Enterprise/Starship Commander knows more than Starfleet Command" trope that pops up so much). She briefly appears in DeCandido's
Q&A, but just to say that she disapproved of his action, is ordering an investigation of the Cube stopped in
Resistance, and to find out more as to why Q appeared on the
Enterprise.
And then we get to Peter David's
Before Dishonor, which, to me, has so many more problems beyond killing Janeway off, and which don't need to be gotten into.

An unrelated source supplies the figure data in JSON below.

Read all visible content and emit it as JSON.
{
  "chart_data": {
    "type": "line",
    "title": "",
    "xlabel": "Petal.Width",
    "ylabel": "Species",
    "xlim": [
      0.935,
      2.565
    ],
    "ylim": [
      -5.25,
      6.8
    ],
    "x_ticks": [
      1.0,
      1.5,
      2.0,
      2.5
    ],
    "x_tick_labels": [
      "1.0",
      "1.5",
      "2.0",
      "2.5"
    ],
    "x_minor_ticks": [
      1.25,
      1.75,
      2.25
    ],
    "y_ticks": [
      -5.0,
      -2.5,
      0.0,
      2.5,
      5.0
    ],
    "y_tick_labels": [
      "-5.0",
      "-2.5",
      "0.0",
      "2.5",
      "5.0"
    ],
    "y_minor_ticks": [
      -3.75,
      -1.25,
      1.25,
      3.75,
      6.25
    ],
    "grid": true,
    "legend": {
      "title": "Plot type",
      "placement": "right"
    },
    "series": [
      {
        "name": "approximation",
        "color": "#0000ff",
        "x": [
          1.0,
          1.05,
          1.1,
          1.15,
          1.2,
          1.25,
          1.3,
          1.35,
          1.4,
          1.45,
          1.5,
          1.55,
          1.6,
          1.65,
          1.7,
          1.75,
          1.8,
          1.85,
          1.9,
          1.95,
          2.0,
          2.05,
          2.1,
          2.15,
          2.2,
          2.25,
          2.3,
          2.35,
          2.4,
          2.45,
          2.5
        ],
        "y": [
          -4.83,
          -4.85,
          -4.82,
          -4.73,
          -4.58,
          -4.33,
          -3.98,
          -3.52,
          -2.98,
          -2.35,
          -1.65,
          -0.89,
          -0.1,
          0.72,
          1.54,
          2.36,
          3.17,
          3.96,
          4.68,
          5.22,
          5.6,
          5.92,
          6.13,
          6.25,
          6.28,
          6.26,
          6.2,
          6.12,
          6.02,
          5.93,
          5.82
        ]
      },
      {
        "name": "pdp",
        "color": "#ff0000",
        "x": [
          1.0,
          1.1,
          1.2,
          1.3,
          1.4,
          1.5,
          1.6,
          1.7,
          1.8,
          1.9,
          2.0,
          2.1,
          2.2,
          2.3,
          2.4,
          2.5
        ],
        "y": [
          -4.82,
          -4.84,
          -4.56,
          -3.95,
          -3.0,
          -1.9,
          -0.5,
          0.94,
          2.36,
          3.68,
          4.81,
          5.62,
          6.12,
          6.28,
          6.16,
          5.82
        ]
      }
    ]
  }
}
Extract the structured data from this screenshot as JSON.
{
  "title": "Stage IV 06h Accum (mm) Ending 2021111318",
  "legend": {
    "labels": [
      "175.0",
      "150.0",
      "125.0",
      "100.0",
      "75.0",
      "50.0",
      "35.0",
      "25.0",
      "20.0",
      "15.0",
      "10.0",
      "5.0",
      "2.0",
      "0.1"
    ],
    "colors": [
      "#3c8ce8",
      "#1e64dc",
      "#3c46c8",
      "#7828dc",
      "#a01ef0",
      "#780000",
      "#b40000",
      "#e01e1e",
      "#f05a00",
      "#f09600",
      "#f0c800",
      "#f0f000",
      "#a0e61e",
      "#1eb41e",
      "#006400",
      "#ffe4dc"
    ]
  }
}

Suffice it to say, Janeway's portrayal in the Borg/
Destiny books is pretty bad. She basically becomes "Admiral who refuses to listen to
Enterprise captain". She's stubborn, pissy and pissed, and still disagrees even when the starship captain turns out to be correct. And she's depicted as being brash, all-knowing, She-who-rushes-in-where-angels-fear-to-tread. It's very strongly suggested that her overconfidence and stubbornness lead to her assimilation, and the assimilation of the
U.S.S Einstein.
However, interestingly enough, in the new novel
The Needs of the Many, which is based off of the
Star Trek Online game, Janeway
survives and is still alive during the events of said novel, something that apparently concerns DTI agents.